The following samples introduce parts of our event log analysis methods.
- Task Scheduler / AT
We have been accumulating methods for detecting attack tools to be used in post-exploitation of targeted attacks. And we have created the following report in collaboration with JPCERT/CC, which is a national CSIRT in Japan. Please see the message “Research supported by Internet Initiative Japan Inc.” in this link.

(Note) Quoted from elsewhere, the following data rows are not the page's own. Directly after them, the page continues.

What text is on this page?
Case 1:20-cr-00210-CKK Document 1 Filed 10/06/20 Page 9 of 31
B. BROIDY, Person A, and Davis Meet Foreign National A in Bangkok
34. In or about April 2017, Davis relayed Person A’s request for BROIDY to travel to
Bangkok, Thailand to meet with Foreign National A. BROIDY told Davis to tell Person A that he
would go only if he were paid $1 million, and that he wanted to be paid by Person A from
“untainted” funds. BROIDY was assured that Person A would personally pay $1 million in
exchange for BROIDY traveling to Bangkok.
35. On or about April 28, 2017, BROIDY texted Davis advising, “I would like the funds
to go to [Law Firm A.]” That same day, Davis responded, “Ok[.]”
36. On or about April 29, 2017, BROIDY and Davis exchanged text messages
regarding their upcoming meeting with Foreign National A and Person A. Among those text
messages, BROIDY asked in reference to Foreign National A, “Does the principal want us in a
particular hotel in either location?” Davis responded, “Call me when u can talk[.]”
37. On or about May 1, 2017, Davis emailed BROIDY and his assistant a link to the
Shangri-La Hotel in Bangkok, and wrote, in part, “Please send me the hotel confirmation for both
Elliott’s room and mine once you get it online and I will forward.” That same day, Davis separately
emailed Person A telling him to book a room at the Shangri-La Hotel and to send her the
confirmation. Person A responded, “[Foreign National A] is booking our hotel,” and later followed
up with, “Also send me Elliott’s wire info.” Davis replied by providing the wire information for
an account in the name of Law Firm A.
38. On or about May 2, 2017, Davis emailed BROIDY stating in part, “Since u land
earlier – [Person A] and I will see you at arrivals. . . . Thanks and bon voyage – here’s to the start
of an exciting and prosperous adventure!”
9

In addition to these research results, we have more, newly discovered detection methods for major attack tools such as Mimikatz by further investigation. We cover the following topics in this section.
- Remote Logon Events
- Task Scheduler / AT
- PowerShell Remoting
- Pass-the-Hash Detection
- Pass-the-Ticket Detection
- Golden Tickets Detection
- Silver Tickets Detection
- Mimikatz Related Events
- Mimikatz DCSync Detection
- Mimikatz DCShadow Detection
- Mimikatz Skeleton Key Detection
- Mimikatz Detection With Sysmon
- In-Memory Mimikatz Detection
- Kerberoasting Attack Detection
- WCE Detection
- DNS Timeout Events
- File Sharing Related Events
- Event Log Cleared Events
Because of its importance, event logs are often deleted by attackers. It is also often seen that event logs are not held for a long time in the actual scene of the incident response because administrators have not configured it correctly. Therefore, in addition to restoring lost event logs from VSS, we carry out carving event log records from unallocated space of disk images and analyze the restored event logs as hands-on exercises.
VSS is a well-known function for recent Windows. It is a commonplace artifact and to be discussed in many other training courses.
Of course we cover this, and we also cover the latest topic about recovering deleted VSS snapshots. VSS manages “store” which has differential data. “Store” files will be deleted if the used disk space for VSS snapshots reaches a specific value. And attackers and malware could delete snapshots. However, we could recover backup files, which were managed by deleted VSS snapshots, if we could carve a deleted “store”. We can cover such new topics because we have developed and maintain vss_carver.